LAWS(UTN)-2019-11-58

ISHA PARVEEEN Vs. STATE OF UTTARAKHAND

Decided On November 26, 2019
Isha Parveeen Appellant
V/S
STATE OF UTTARAKHAND Respondents

JUDGEMENT

(1.) These are two Criminal Revisions. Criminal Revision No. 677 of 2019, Smt. Isha Parveen and others Vs. State of Uttarakhand and another, is a fresh Revision, preferred by the Wife and the children of the respondent No.2 on 20.11.2019, challenging the order dated 19th October, 2019, as passed by the Principal Judge, Family Court Roorkee, District Haridwar, by virtue of which, the present revisionists of Revision No. 677 of 2019, has prayed for the enhancement of the interim maintenance as it has been determined by the Family Court payable to the tune of Rs. 35,000/- in total with regard to all the revisionists of the present Revision.

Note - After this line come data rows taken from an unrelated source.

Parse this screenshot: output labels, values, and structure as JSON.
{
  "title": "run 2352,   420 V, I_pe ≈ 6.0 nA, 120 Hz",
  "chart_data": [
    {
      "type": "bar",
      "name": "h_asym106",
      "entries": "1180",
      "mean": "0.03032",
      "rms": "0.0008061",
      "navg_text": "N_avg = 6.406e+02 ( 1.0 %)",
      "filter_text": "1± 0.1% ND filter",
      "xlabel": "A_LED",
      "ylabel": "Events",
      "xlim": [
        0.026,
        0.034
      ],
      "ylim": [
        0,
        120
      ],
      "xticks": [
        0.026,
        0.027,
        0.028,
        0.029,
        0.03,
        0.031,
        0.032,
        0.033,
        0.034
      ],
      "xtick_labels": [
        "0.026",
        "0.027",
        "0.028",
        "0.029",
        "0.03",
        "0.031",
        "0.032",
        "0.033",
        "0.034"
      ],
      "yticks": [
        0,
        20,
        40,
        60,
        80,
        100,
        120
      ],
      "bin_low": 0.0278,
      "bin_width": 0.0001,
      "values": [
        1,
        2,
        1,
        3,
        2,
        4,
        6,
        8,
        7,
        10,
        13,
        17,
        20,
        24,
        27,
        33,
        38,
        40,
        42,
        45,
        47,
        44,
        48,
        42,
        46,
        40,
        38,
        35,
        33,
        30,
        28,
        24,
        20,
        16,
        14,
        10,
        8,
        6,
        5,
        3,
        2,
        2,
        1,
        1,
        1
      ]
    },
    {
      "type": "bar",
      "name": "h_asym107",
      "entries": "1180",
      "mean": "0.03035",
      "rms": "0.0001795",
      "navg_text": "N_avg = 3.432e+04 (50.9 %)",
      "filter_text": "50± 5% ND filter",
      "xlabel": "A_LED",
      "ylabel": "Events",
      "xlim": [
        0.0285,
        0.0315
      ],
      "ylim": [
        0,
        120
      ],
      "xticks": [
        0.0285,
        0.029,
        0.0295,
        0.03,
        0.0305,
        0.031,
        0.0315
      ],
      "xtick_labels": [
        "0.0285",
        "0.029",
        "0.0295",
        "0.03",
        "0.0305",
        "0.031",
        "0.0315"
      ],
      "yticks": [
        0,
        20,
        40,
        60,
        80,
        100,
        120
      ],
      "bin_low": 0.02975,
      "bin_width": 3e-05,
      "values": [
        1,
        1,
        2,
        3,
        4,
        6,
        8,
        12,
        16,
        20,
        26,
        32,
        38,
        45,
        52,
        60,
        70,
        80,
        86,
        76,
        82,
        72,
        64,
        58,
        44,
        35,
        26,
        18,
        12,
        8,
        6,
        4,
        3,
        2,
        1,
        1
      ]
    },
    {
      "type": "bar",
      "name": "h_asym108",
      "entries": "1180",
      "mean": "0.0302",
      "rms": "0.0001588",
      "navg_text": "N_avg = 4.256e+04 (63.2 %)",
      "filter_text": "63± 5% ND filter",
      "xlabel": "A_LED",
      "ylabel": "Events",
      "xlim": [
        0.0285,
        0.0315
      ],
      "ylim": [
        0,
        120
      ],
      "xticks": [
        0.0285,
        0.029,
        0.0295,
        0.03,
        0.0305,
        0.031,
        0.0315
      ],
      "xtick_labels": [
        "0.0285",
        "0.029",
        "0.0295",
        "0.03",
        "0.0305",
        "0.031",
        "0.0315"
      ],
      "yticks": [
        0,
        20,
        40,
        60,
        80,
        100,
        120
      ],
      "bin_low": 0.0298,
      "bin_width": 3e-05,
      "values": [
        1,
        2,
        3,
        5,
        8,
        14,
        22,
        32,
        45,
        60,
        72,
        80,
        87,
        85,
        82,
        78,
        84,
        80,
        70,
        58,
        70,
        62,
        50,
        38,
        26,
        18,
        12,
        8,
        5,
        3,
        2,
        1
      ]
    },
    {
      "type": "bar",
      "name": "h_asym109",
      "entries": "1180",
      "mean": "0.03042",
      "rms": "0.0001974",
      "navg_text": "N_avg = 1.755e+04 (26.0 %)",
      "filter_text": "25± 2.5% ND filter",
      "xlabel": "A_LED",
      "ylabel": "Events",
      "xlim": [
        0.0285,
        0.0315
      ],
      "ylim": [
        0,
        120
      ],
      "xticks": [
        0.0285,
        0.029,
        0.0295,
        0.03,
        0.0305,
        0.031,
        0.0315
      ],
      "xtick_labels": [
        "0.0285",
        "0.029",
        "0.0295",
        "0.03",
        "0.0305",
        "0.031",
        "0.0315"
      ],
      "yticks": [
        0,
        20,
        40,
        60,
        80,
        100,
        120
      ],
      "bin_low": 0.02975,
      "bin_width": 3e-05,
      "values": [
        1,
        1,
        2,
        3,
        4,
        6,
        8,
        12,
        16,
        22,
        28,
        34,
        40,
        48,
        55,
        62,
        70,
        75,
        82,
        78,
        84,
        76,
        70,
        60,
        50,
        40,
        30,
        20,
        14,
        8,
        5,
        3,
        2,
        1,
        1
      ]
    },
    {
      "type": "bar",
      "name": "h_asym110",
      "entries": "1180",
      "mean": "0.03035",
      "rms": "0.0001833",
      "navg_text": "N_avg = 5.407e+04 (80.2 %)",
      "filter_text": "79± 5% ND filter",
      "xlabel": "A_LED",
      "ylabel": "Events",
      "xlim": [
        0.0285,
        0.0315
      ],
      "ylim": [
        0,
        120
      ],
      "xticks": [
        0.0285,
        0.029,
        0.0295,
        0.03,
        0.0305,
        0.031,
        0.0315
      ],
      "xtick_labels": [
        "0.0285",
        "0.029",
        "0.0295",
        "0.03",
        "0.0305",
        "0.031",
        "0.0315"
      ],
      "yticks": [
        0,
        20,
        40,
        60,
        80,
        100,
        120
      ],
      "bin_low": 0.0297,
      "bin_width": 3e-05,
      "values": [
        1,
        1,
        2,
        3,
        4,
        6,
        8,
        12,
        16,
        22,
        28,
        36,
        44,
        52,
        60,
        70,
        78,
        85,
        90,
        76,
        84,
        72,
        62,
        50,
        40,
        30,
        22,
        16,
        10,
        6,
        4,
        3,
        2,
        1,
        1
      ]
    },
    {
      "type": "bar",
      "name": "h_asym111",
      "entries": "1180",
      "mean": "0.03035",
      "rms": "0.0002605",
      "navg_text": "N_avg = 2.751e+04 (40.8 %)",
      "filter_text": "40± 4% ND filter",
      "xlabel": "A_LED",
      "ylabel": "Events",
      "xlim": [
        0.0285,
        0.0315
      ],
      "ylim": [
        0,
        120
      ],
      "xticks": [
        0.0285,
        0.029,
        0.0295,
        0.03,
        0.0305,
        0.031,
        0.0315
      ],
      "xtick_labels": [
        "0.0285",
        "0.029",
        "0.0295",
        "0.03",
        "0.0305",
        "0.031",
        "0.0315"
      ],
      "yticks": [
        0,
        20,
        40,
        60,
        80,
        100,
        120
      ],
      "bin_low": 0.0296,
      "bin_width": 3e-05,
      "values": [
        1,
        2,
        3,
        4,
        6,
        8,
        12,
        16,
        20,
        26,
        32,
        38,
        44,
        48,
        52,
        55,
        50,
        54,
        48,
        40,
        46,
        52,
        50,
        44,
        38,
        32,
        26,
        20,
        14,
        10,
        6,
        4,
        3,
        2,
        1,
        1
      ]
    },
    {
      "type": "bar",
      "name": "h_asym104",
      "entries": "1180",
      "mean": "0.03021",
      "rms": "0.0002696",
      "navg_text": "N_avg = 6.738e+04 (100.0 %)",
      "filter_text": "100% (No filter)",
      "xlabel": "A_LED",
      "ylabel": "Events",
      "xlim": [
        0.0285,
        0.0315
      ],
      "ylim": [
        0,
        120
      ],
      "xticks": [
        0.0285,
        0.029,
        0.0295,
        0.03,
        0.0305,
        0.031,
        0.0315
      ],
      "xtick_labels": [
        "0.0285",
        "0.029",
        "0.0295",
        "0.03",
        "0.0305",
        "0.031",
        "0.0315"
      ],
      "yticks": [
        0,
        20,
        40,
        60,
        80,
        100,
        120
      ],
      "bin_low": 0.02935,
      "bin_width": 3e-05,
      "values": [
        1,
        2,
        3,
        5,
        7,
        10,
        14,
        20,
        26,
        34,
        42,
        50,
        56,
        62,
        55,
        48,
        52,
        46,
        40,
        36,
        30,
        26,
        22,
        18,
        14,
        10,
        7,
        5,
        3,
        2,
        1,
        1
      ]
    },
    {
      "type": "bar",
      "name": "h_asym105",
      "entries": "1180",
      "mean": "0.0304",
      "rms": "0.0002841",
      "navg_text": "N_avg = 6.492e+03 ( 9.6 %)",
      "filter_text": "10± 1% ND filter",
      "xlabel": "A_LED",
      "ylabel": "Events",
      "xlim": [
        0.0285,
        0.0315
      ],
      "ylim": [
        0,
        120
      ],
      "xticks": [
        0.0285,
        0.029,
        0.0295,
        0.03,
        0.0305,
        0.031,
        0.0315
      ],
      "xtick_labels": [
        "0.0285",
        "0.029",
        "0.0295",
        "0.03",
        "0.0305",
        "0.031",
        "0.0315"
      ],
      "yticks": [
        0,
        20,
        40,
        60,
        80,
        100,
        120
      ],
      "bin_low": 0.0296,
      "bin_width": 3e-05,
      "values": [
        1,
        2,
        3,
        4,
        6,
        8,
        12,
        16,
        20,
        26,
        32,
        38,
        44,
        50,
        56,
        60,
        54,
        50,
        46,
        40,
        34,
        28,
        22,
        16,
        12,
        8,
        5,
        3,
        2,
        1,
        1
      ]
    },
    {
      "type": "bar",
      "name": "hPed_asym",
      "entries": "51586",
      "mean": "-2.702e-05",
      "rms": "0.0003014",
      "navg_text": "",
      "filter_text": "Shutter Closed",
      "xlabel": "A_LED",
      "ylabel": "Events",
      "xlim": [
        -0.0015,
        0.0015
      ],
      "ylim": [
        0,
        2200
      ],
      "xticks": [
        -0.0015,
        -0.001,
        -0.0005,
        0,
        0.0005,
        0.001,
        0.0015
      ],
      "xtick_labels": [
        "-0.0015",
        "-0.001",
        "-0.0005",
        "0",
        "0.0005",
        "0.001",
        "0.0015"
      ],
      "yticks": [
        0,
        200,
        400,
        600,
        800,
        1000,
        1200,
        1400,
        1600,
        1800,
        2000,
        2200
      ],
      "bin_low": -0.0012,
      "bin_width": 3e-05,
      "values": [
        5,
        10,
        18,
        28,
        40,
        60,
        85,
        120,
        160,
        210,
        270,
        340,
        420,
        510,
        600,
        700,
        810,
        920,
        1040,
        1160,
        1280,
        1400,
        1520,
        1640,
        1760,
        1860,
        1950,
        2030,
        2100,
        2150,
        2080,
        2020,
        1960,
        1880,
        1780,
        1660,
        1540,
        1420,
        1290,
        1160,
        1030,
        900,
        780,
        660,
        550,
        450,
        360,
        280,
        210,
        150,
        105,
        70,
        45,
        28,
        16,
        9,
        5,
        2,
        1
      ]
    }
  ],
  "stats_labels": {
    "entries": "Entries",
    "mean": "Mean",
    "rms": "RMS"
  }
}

(2.) Whereas on the other hand, the respondent No. 2, herein, i.e. Taiyab Ansari, has filed a Criminal Revision No. 661 of 2019, Taiyab Ansari Vs. Isha Parvin and others, wherein, he has question the determination of maintenance of Rs. 35,000/- as granted by the Court of Additional Judge, Family Court, which is also impugned in the present Revision.

(3.) More particularly, the argument, which has been extended by the learned counsel for the parties and the logical inference, which could be drawn is that the fact of marriage being held between Isha Parveen and Taiyab Ahmad in accordance with muslim rites and rituals on 3rd May, 2004, is an admitted fact; the birth of the two children out of the matrimony is yet again is an admitted fact between the parties and, as such, socially it requires that the wife and children, they are to be maintained by the natural guardian and the father, but, the issue, which has been sought to be agitated by both the parties in these two Revisions, is with regard to as to what would be the appropriate maintenance to be determined in relation to the income accuring to Taiyab. This Court is of the view that at this stage before venturing to adjudicate upon the quantum to be determined by way of interim maintenance, it would not be safe because it may have an adverse affect on the final adjudication of 125 Application itself, which is yet to be decided by the Family Court on merits.